For Julieta Flores-Bravo of Bridgeport, going without insurance isn’t an option. She has asthma and allergies, and one of her sons has asthma and sees a speech therapist.
Still, Flores-Bravo, whose family income of $39,000 puts her and her husband just over the limit to continue Medicaid coverage, said she’s not sure what they will do. To afford insurance, she figures they will need to take on a second job and cut back on expenses.
Even if her family didn’t have medical needs, Flores-Bravo noted, they would face a financial penalty for not having insurance.

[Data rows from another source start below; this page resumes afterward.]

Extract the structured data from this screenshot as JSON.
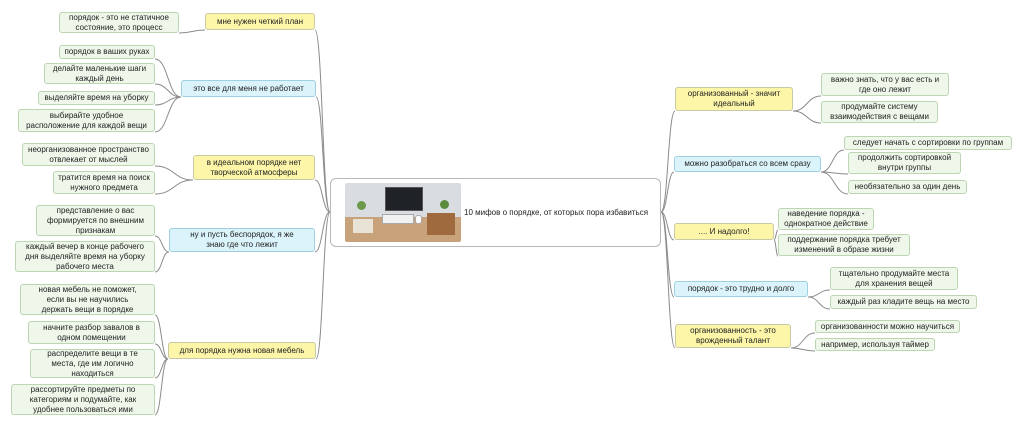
{
  "center": {
    "title": "10 мифов о порядке, от которых пора избавиться",
    "image_icon": "desk-photo"
  },
  "left": [
    {
      "label": "мне нужен четкий план",
      "color": "yellow",
      "children": [
        "порядок - это не статичное\nсостояние, это процесс"
      ]
    },
    {
      "label": "это все для меня не работает",
      "color": "blue",
      "children": [
        "порядок в ваших руках",
        "делайте маленькие шаги\nкаждый день",
        "выделяйте время на уборку",
        "выбирайте удобное\nрасположение для каждой вещи"
      ]
    },
    {
      "label": "в идеальном порядке нет\nтворческой атмосферы",
      "color": "yellow",
      "children": [
        "неорганизованное пространство\nотвлекает от мыслей",
        "тратится время на поиск\nнужного предмета"
      ]
    },
    {
      "label": "ну и пусть беспорядок, я же\nзнаю где что лежит",
      "color": "blue",
      "children": [
        "представление о вас\nформируется по внешним\nпризнакам",
        "каждый вечер в конце рабочего\nдня выделяйте время на уборку\nрабочего места"
      ]
    },
    {
      "label": "для порядка нужна новая мебель",
      "color": "yellow",
      "children": [
        "новая мебель не поможет,\nесли вы не научились\nдержать вещи в порядке",
        "начните разбор завалов в\nодном помещении",
        "распределите вещи в те\nместа, где им логично\nнаходиться",
        "рассортируйте предметы по\nкатегориям и подумайте, как\nудобнее пользоваться ими"
      ]
    }
  ],
  "right": [
    {
      "label": "организованный - значит\nидеальный",
      "color": "yellow",
      "children": [
        "важно знать, что у вас есть и\nгде оно лежит",
        "продумайте систему\nвзаимодействия с вещами"
      ]
    },
    {
      "label": "можно разобраться со всем сразу",
      "color": "blue",
      "children": [
        "следует начать с сортировки по группам",
        "продолжить сортировкой\nвнутри группы",
        "необязательно за один день"
      ]
    },
    {
      "label": ".... И надолго!",
      "color": "yellow",
      "children": [
        "наведение порядка -\nоднократное действие",
        "поддержание порядка требует\nизменений в образе жизни"
      ]
    },
    {
      "label": "порядок - это трудно и долго",
      "color": "blue",
      "children": [
        "тщательно продумайте места\nдля хранения вещей",
        "каждый раз кладите вещь на место"
      ]
    },
    {
      "label": "организованность - это\nврожденный талант",
      "color": "yellow",
      "children": [
        "организованности можно научиться",
        "например, используя таймер"
      ]
    }
  ],
  "colors": {
    "yellow": "#fdf6a8",
    "blue": "#dbf3fb",
    "leaf": "#eef7e9",
    "line": "#8a8a8a"
  }
}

“It’s not even worth not purchasing insurance,” she said through a translator. “But if you can’t afford it, you just can’t afford it.”
Lessons from other states
While she argued against the cut, Langer, from Connecticut Voices for Children, is now focusing on how it will be implemented. She said Connecticut can learn from states that have made similar cuts.
“The lessons from those states are that you need to look to see whether not only are the adults still eligible, but to make sure that children don’t inadvertently lose coverage as well, that the computer systems don’t somehow incorrectly and inadvertently drop the kids from coverage,” she said.
And Langer noted that parents who learn they will lose coverage and call DSS could have difficulty reaching a worker, since the call center has long wait times. If they instead call Access Health, she said, it will be important that those who answer the phones understand Medicaid eligibility rules, including the fact that some parents could qualify for other parts of the program.
Officials at community health centers, which treat many patients who are uninsured or covered by Medicaid, plan to see if they can find out ahead of time which patients are slated to lose coverage, and reach out to them to schedule appointments to discuss coverage options, said Deb Polun, director of government affairs and community relations at the Community Health Center Association of Connecticut.
Polun called the cut “counter to the entire purpose of the Affordable Care Act.” Still, she said she understands the logic of looking to Medicaid for cuts in tight budget times. Even though per-person spending in the program has been stable or declining, enrollment has grown significantly in the past few years – as of April, it covered 719,029 people – and covering more people costs more money.
“I understand the idea of, ‘This is where the money is, so this is where we’re going to make the cut,’” Polun said. “But I think philosophically, it’s just really unfortunate because we have been a leader in health care.”